- Abbreviation: FPD

Jurisdictional structure
- Operations jurisdiction: Maryland, United States
- Frederick City Police Districts
- Size: 57.50 km²
- Population: 78,000
- Legal jurisdiction: Frederick, Maryland
- General nature: Local civilian police;

Operational structure
- Headquarters: 100 West Patrick Street, Frederick, MD 21701
- Officers: 155
- Agency executive: Jason Lando, Chief of Police;

Website
- link

= Frederick City Police Department (Maryland) =

The Frederick City Police Department (FPD) is a law enforcement organization that provides police services to the city of Frederick, Maryland, the second-largest city in that state. The department is organized into several divisions, and is responsible for policing more than 78,000 people in a land area of 22.9 square miles. FPD is headed by Jason Lando, who was appointed Chief of Police in March, 2021 replacing outgoing Chief Ed Hargis who resigned in 2020.

==History==
In 1745, Daniel Dulany, a lawyer and land developer, founded "Frederick town" on a feeder creek of the Monocacy River. Frederick became incorporated in 1817 and had a population of 3,640. Four town constables were appointed that year to provide security on the streets and enforce animal laws.

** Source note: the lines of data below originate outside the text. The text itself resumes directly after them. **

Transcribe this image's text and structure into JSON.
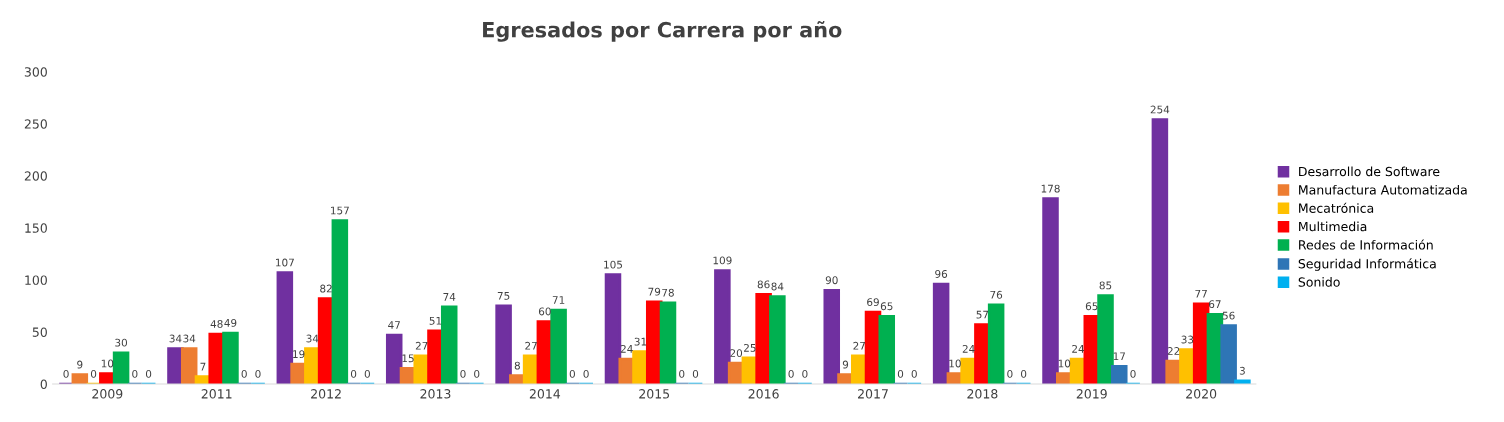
{
  "chart_data": {
    "type": "bar",
    "title": "Egresados por Carrera por año",
    "categories": [
      "2009",
      "2011",
      "2012",
      "2013",
      "2014",
      "2015",
      "2016",
      "2017",
      "2018",
      "2019",
      "2020"
    ],
    "series": [
      {
        "name": "Desarrollo de Software",
        "color": "#7030a0",
        "values": [
          0,
          34,
          107,
          47,
          75,
          105,
          109,
          90,
          96,
          178,
          254
        ]
      },
      {
        "name": "Manufactura Automatizada",
        "color": "#ed7d31",
        "values": [
          9,
          34,
          19,
          15,
          8,
          24,
          20,
          9,
          10,
          10,
          22
        ]
      },
      {
        "name": "Mecatrónica",
        "color": "#ffc000",
        "values": [
          0,
          7,
          34,
          27,
          27,
          31,
          25,
          27,
          24,
          24,
          33
        ]
      },
      {
        "name": "Multimedia",
        "color": "#ff0000",
        "values": [
          10,
          48,
          82,
          51,
          60,
          79,
          86,
          69,
          57,
          65,
          77
        ]
      },
      {
        "name": "Redes de Información",
        "color": "#00b050",
        "values": [
          30,
          49,
          157,
          74,
          71,
          78,
          84,
          65,
          76,
          85,
          67
        ]
      },
      {
        "name": "Seguridad Informática",
        "color": "#2e75b6",
        "values": [
          0,
          0,
          0,
          0,
          0,
          0,
          0,
          0,
          0,
          17,
          56
        ]
      },
      {
        "name": "Sonido",
        "color": "#00b0f0",
        "values": [
          0,
          0,
          0,
          0,
          0,
          0,
          0,
          0,
          0,
          0,
          3
        ]
      }
    ],
    "ylim": [
      0,
      300
    ],
    "yticks": [
      0,
      50,
      100,
      150,
      200,
      250,
      300
    ],
    "grid": false,
    "legend": "right",
    "data_labels": true
  }
}
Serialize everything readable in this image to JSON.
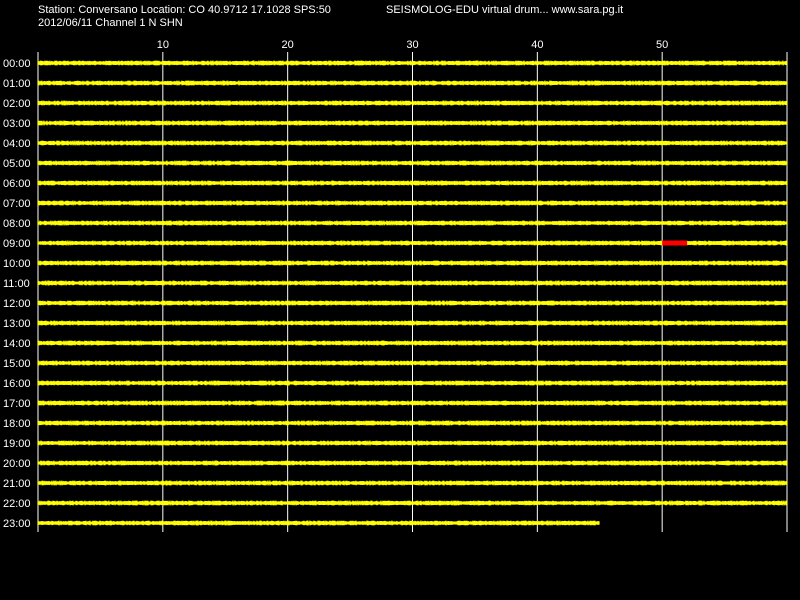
{
  "header": {
    "station_line": "Station: Conversano Location: CO 40.9712 17.1028 SPS:50",
    "brand_line": "SEISMOLOG-EDU virtual drum... www.sara.pg.it",
    "date_line": "2012/06/11  Channel 1 N SHN"
  },
  "colors": {
    "background": "#000000",
    "trace": "#ffff00",
    "event": "#ff0000",
    "grid": "#ffffff",
    "text": "#ffffff"
  },
  "chart_data": {
    "type": "line",
    "title": "",
    "xlabel": "",
    "ylabel": "",
    "xlim": [
      0,
      60
    ],
    "x_ticks": [
      10,
      20,
      30,
      40,
      50
    ],
    "x_tick_labels": [
      "10",
      "20",
      "30",
      "40",
      "50"
    ],
    "rows": [
      "00:00",
      "01:00",
      "02:00",
      "03:00",
      "04:00",
      "05:00",
      "06:00",
      "07:00",
      "08:00",
      "09:00",
      "10:00",
      "11:00",
      "12:00",
      "13:00",
      "14:00",
      "15:00",
      "16:00",
      "17:00",
      "18:00",
      "19:00",
      "20:00",
      "21:00",
      "22:00",
      "23:00"
    ],
    "last_row_end_minute": 45,
    "event_marker": {
      "row": "09:00",
      "start_minute": 50,
      "end_minute": 52
    },
    "grid": true
  }
}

The Police Department was created in 1858. At that time, there was a captain and two constables. The department staff eventually increased the following years and quickly followed other major cities' models. During the later stages of the American Civil War, the city jail served as the basis for a "contraband camp" for displaced Black people.

==Organization==
As of 2024, the department had 146 sworn officers and about 50 civilians in several divisions. Its headquarters are located just outside the Frederick County courthouse on West Patrick Street. Like many law enforcement agencies across the country, community policing is an important part of its core services provided to the citizens of Frederick.

FPD also has an auxiliary unit composed of uniformed volunteer officers to supplement regular officers. Auxiliary officers perform essential support duties and assist sworn police officers in their daily activities as well as during special events.

The FPD consists of several divisions, including:

- Criminal Investigation Division
- Patrol Division 1
- Patrol Division 2
- Professional Services Division
- Special Operations Division
- Support Services Division
- Technology and Services Division

==Training==
FPD has its own police academy, certified by the Maryland Training Police Commission. The department trains not only its own officers, but also cadets from surrounding jurisdictions including the Frederick County Sheriff's Office, the Washington County Sheriff's Office and the Brunswick Police Department. Additionally, the academy periodically trains prospects for the auxiliary police force.

==Misconduct==

=== Perjury ===
In October 2010, Officer Megan Mattingly resigned after it was alleged that she had lied under oath in court.

=== DUI ===
In March 2012, Officer Robert Pierce was arrested after he crashed his patrol car into a guardrail. He was believed to have been driving under the influence when he lost control of the car on U.S. 15 at Jefferson Street, and was off duty at the time. He was sentenced to 2 years of unsupervised probation and 48 hours of community service.

In June 2015, Officer Deborah Kidwell was arrested in the Boonsboro area by Washington County deputies after a vehicle accident. She was charged with DUI offense. She was sentenced to Probation Before Judgement.

=== Domestic violence ===
In June 2012, Frederick Police Corporal Martin Holt, who was an assistant supervisor of the midnight shift, was charged with assaulting his live-in girlfriend by hitting her several times in the chest and once in the back, according to the Frederick Police Department. He was sentenced to Probation before Judgement.

In April 2014, Officer Benjamin Whitmore pleaded guilty to charges of assaulting his girlfriend, who was also a Frederick City Police Officer. He was sentenced to Probation Before Judgement, with 18 months of supervised probation. He ran into trouble again in February 2015 when he was taken into custody by Washington County deputies after a brief chase in Hagerstown. He was reportedly intoxicated.
"Frederick officer pleads guilty to assaulting girlfriend".

=== Fraud and theft ===
In October 2013, Officer Charity Faith Hoxie agreed to resign from the department and "not work in law enforcement for three years." This was part of a deal that suspended charges against her for using stolen gift cards in nearby Hagerstown.